While medical researchers do not yet know what causes schizophrenia or how to cure it, they are hard at work investigating the brain processes behind this severe illness. A new mouse study investigates the chemical imbalance of a compound called kynurenic acid and its effects on schizophrenia-like symptoms.
Although it is not yet known what causes the disease, the medical scientific community is investigating the complex neurochemical processes that may trigger this debilitating illness.
Recent studies have suggested that kynurenic acid (KYNA) plays a key role in the pathophysiology of schizophrenia. People with schizophrenia have been shown to possess higher levels of KYNA than healthy individuals.
Additionally, KYNA decreases glutamate – a nonessential amino acid widely recognized as the most important neurotransmitter for healthy brain functioning.
One of the most prominent hypotheses to recently emerge in the scientific community is that decreased levels of glutamate in the brain might explain the brain dysfunction in schizophrenia.
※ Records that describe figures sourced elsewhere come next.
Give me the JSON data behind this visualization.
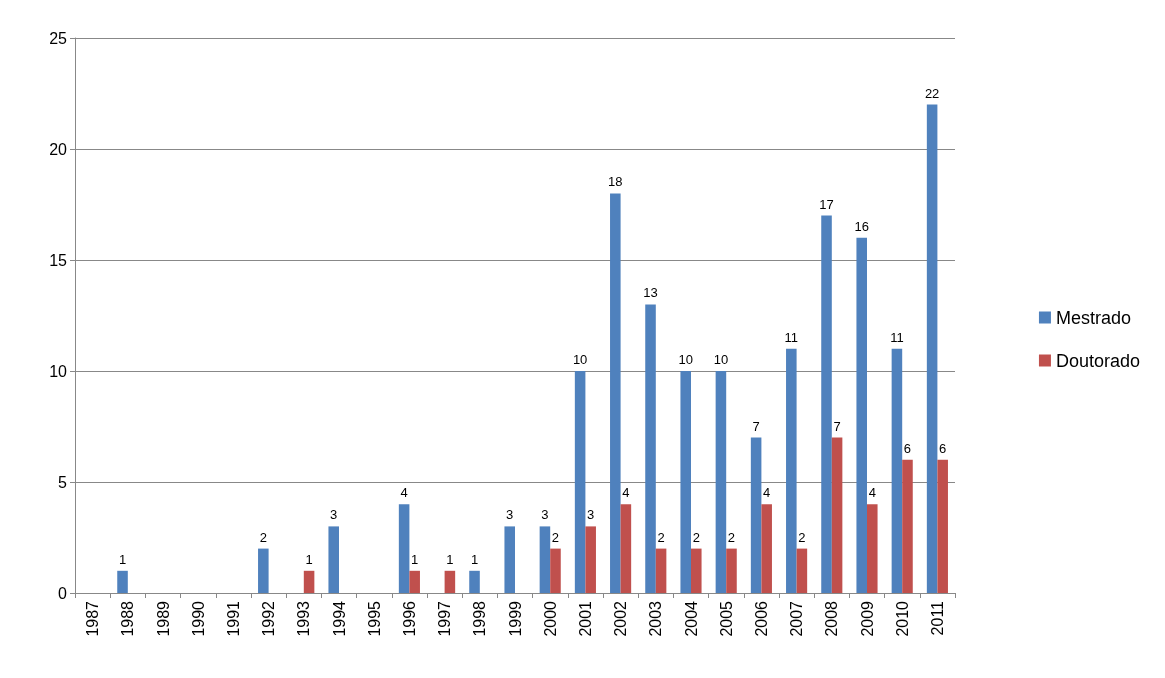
{
  "chart_data": {
    "type": "bar",
    "categories": [
      "1987",
      "1988",
      "1989",
      "1990",
      "1991",
      "1992",
      "1993",
      "1994",
      "1995",
      "1996",
      "1997",
      "1998",
      "1999",
      "2000",
      "2001",
      "2002",
      "2003",
      "2004",
      "2005",
      "2006",
      "2007",
      "2008",
      "2009",
      "2010",
      "2011"
    ],
    "series": [
      {
        "name": "Mestrado",
        "color": "#4f81bd",
        "values": [
          null,
          1,
          null,
          null,
          null,
          2,
          null,
          3,
          null,
          4,
          null,
          1,
          3,
          3,
          10,
          18,
          13,
          10,
          10,
          7,
          11,
          17,
          16,
          11,
          22
        ]
      },
      {
        "name": "Doutorado",
        "color": "#c0504d",
        "values": [
          null,
          null,
          null,
          null,
          null,
          null,
          1,
          null,
          null,
          1,
          1,
          null,
          null,
          2,
          3,
          4,
          2,
          2,
          2,
          4,
          2,
          7,
          4,
          6,
          6
        ]
      }
    ],
    "ylim": [
      0,
      25
    ],
    "yticks": [
      0,
      5,
      10,
      15,
      20,
      25
    ],
    "grid": "y",
    "legend": "right",
    "data_labels": true
  }
}
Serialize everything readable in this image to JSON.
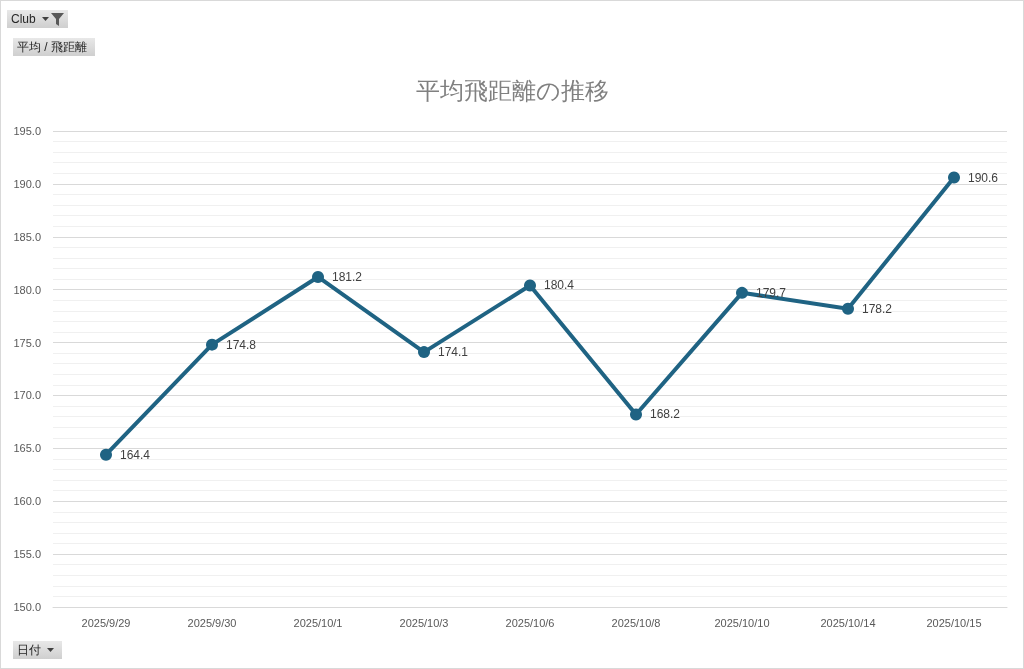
{
  "chart_data": {
    "type": "line",
    "title": "平均飛距離の推移",
    "xlabel": "日付",
    "annotations": [
      "Club",
      "平均 / 飛距離"
    ],
    "categories": [
      "2025/9/29",
      "2025/9/30",
      "2025/10/1",
      "2025/10/3",
      "2025/10/6",
      "2025/10/8",
      "2025/10/10",
      "2025/10/14",
      "2025/10/15"
    ],
    "values": [
      164.4,
      174.8,
      181.2,
      174.1,
      180.4,
      168.2,
      179.7,
      178.2,
      190.6
    ],
    "color": "#1f6383",
    "ylim": [
      150,
      195
    ],
    "yticks": [
      {
        "value": 150,
        "label": "150.0"
      },
      {
        "value": 155,
        "label": "155.0"
      },
      {
        "value": 160,
        "label": "160.0"
      },
      {
        "value": 165,
        "label": "165.0"
      },
      {
        "value": 170,
        "label": "170.0"
      },
      {
        "value": 175,
        "label": "175.0"
      },
      {
        "value": 180,
        "label": "180.0"
      },
      {
        "value": 185,
        "label": "185.0"
      },
      {
        "value": 190,
        "label": "190.0"
      },
      {
        "value": 195,
        "label": "195.0"
      }
    ],
    "grid": true,
    "marker": "circle",
    "line_style": "solid",
    "data_labels": true
  }
}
Building on this existing research, a team of scientists from the University of Maryland School of Medicine in Baltimore set out to investigate the pathological role of KYNA in mice and the connection with schizophrenia-like behavior.
The findings were published in the journal Biological Psychiatry.
The researchers were led by Robert Schwarcz, Ph.D., a professor in the Department of Psychiatry at the University of Maryland School of Medicine.
In 1988, Prof. Schwarcz was the first to identify the role of KYNA in the brain, having studied the compound in rodents and its association with schizophrenia and other neuropsychiatric diseases.
In this new study, Prof. Schwarcz and colleagues studied the adaptive changes in genetically modified mice that had the kynurenine 3-monooxygenase enzyme (KMO) deleted.
KMO is a key factor that influences KYNA levels in the brain. When KMO levels decrease, KYNA levels increase.
Using six schizophrenia-specific behavioral assays, the scientists characterized the KMO-deficient mice. Scientists performed genome-wide analyses of the differential gene expression in the cerebral cortex and cerebellum of the rodents.
The analysis revealed increased KYNA levels in KMO-deficient mice, as expected. Researchers also found higher levels of KYNA in the cerebellum than in the cerebrum.
Interestingly, KMO-deficient mice displayed contextual memory problems and spent less time socializing with unfamiliar mice, compared with control mice. During the maze and light-dark box tasks, genetically modified mice also exhibited increased anxiety-like behavior.
Since increased anxiety, lack of desire to socialize, and context memory impairment are typical symptoms of schizophrenia, the present study suggests that KMO and KYNA are crucial factors in the disease.
“This study provides crucial new support for our longstanding hypothesis. It explains how the KYNA system may become dysfunctional in schizophrenia.”
Prof. Robert Schwarcz
The study also has therapeutic implications, which Schwarcz and his colleagues are working to clarify. Increasing glutamate levels can have severe side effects, such as seizures and brain cell death, so the researchers hope to alter KYNA levels in a more precise and risk-free manner.